Last week the World Trade Organization (WTO) ruled that India is unfairly preventing the import of poultry and eggs from the U.S. India instituted the ban against U.S. dumping of poultry products in 2007, ostensibly to protect against the spread of highly pathogenic Avian Influenza, commonly known as bird flu, though more likely to protect its own rapidly growing domestic poultry industry from giant U.S. companies like Tyson. The Obama administration's aggressive challenge to India’s ban sends a clear message to trading partners, particularly those in the Trans Pacific Partnership, that the U.S. will not tolerate trade barriers against U.S. corporations; we are sure to see more disputes brought to the WTO in the future.
Ironically, this latest WTO ruling against India comes just as the U.S. poultry industry has been hit again with a deadly strain of Avian Influenza A (H5N2) that has killed millions of chickens and turkeys. In Minnesota alone, almost 9 million birds have died or been destroyed as a result of the outbreak, the source of which remains unknown. In response, dozens of countries around the world have instituted bans of their own on the import of U.S. poultry products. Vaccines are proving ineffective and shortages in the egg and meat markets are causing price increases and growing concerns about health risks. As experts cast about for possible causes of this epidemic, they rarely consider the most obvious suspect: the highly concentrated productions methods that dominate the global poultry industry.
Poultry production is world’s largest meat industry. In 2014, 86 million tons of broiler meat was produced globally. In the U.S. alone the poultry industry is worth $265 billion annually. The fact that millions of birds are sick and dying and pose a threat to public health should prompt an investigation into an industry that monopolizes the market, exploits and abuses its workers, is unbelievably cruel to the birds and produces a product that is so contaminated with bacteria that the carcasses are rinsed in chlorine to prevent serious illness from eating the meat. In spite of these harsh chemical rinses, antibiotic resistant bacteria, causing severe illness, has also been linked to industrial poultry production.
U.S. Trade Representative Michael Froman was pleased with the WTO ruling because it would supposedly benefit the “50,000 family farms” that are part of the U.S. poultry industry. That same industry, however, is lobbying night and day to remove the enforcement language in the 2008 Farm Bill that should protect contract chicken farmers from abuse and intimidation by the processors. Efforts to reform the poultry industry, led in Congress by Representatives Marcy Kaptur (D-OH) and Chellie Pingree (D-ME) recently received a boost from a John Oliver comedy sketch that provided a rare look at how unfairly the U.S. poultry industry treats contract chicken farmers. Without the efforts of Kaptur and Pingree and groups like the Rural Advancement Fund International (RAFI-USA), National Family Farm Coalition and National Farmers Union, those protections would already be gone.
India’s attempt to use the threat of disease to protect its poultry industry (the third largest broiler producer in the world and second largest egg producer) might have failed, but this shouldn’t stop them or some other country from banning U.S. poultry for human rights abuses, anti-trust activity or gross cruelty to animals.

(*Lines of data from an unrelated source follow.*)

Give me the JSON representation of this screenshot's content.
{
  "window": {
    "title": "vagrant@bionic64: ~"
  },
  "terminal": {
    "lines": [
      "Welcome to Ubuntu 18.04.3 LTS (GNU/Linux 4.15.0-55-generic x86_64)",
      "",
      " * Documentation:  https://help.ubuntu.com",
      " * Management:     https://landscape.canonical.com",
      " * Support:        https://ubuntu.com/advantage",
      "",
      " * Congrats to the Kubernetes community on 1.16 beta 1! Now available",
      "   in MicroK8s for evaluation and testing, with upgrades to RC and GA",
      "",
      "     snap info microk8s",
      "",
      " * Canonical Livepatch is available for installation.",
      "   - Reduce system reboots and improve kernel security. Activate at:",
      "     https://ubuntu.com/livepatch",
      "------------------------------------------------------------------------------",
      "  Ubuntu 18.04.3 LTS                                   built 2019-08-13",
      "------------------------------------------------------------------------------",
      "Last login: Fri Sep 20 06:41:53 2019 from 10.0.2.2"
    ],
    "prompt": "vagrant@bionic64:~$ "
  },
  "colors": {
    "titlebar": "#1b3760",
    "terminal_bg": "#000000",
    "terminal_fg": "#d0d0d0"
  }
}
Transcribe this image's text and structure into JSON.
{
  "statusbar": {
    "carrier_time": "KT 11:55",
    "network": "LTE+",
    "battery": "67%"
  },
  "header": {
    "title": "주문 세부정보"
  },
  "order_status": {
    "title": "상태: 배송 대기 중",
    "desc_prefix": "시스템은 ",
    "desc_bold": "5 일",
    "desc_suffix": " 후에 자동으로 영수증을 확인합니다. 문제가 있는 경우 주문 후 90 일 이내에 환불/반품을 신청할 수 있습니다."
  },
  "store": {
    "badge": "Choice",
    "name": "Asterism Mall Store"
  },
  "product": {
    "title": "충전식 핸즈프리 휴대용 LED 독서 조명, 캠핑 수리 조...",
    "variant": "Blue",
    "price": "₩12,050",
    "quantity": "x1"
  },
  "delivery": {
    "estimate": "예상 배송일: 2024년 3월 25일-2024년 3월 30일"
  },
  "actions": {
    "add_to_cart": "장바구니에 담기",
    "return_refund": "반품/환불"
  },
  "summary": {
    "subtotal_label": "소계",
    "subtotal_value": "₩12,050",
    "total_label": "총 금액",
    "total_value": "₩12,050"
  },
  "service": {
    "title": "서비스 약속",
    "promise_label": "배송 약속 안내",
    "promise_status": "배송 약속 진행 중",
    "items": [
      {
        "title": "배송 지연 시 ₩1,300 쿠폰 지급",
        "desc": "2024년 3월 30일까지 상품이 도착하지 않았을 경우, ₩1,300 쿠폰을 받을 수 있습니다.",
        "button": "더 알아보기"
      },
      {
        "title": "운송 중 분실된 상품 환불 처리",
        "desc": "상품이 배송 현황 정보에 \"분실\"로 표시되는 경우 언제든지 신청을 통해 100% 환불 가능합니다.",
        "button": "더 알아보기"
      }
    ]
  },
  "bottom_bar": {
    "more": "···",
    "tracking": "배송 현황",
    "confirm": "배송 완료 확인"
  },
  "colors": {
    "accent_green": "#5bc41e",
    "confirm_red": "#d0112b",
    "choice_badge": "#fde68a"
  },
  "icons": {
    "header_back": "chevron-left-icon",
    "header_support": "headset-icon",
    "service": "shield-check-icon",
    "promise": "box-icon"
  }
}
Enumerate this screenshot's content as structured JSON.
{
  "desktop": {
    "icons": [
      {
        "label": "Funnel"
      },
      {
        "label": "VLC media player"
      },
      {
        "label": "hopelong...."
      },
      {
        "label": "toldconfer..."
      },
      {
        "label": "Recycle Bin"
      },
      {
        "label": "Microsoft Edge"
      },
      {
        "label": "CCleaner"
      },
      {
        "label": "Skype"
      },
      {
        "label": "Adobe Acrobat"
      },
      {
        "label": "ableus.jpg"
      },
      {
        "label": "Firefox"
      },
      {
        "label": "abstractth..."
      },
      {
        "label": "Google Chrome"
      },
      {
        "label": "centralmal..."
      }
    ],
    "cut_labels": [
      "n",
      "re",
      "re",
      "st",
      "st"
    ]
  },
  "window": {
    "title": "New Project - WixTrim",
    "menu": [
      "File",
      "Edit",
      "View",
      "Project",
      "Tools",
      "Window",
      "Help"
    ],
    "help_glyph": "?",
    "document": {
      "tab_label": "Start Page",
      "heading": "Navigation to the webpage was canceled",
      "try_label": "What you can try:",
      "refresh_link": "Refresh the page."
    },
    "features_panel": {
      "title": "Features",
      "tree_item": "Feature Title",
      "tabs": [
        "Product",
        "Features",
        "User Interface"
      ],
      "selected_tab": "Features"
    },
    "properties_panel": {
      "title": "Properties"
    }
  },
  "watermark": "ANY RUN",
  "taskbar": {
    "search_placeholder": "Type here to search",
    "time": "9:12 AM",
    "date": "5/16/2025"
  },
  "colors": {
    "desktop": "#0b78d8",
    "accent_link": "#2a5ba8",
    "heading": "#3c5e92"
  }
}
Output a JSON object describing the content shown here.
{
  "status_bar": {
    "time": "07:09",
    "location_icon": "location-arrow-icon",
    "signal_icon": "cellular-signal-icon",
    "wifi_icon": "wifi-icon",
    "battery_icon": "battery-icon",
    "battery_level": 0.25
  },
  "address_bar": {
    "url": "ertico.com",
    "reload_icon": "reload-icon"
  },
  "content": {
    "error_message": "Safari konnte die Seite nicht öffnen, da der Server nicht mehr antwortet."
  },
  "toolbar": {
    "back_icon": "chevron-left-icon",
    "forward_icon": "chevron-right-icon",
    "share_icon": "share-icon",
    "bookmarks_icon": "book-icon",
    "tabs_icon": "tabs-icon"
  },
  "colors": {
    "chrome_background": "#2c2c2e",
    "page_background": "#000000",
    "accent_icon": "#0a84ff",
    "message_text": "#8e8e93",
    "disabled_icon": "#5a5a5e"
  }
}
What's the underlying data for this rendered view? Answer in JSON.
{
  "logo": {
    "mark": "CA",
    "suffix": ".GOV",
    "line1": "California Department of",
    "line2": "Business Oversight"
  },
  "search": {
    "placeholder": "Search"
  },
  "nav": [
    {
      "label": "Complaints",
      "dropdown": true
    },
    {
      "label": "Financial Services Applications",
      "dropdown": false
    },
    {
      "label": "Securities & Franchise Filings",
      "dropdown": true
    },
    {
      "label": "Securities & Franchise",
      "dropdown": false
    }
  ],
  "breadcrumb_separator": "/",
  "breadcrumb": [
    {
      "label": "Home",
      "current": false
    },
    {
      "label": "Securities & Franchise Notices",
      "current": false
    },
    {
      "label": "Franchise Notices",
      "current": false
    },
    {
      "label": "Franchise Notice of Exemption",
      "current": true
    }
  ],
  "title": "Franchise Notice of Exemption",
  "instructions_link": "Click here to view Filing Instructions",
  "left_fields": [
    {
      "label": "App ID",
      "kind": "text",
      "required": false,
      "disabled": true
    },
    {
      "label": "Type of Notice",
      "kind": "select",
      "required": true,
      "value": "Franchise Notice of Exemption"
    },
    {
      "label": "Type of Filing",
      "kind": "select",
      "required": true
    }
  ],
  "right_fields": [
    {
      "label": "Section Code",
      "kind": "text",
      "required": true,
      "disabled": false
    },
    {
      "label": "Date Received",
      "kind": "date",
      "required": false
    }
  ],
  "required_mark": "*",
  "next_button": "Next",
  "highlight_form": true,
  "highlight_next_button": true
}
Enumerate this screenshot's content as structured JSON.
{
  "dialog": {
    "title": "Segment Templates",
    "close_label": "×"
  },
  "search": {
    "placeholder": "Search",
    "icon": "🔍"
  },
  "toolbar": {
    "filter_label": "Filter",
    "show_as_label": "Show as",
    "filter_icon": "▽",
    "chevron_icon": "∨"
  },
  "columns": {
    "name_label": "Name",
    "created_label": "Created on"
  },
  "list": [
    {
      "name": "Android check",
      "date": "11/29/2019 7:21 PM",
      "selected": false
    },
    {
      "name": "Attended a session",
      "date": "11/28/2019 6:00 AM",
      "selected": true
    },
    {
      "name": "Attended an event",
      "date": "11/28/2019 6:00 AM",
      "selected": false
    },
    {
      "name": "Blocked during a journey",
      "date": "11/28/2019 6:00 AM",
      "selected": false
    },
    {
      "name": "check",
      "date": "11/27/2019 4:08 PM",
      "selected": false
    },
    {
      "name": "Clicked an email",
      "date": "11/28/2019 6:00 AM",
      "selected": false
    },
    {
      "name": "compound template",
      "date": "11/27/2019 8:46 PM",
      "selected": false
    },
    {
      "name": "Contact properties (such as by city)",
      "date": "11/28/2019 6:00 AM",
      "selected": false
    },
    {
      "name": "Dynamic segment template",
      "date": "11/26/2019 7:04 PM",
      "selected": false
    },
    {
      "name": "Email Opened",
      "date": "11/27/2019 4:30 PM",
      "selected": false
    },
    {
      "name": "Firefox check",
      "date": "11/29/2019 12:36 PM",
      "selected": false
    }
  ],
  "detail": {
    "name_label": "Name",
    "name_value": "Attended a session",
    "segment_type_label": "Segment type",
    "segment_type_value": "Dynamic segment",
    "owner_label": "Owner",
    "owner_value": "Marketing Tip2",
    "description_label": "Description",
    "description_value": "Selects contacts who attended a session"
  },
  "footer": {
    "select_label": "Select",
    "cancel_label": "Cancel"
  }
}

The irony is that as poultry production becomes ever more industrialized in developing countries, the same problems of animal welfare, corporate power, contract farming and public health will emerge there. Nonetheless, instead of helping to dump U.S. chicken around the world and destroy agricultural livelihoods in other countries, Obama might pay a little more attention to what is happening on chicken farms in the U.S. Changing our model of production towards a humane method that genuinely supports family farms and public health will go a long way towards reforming global production as well.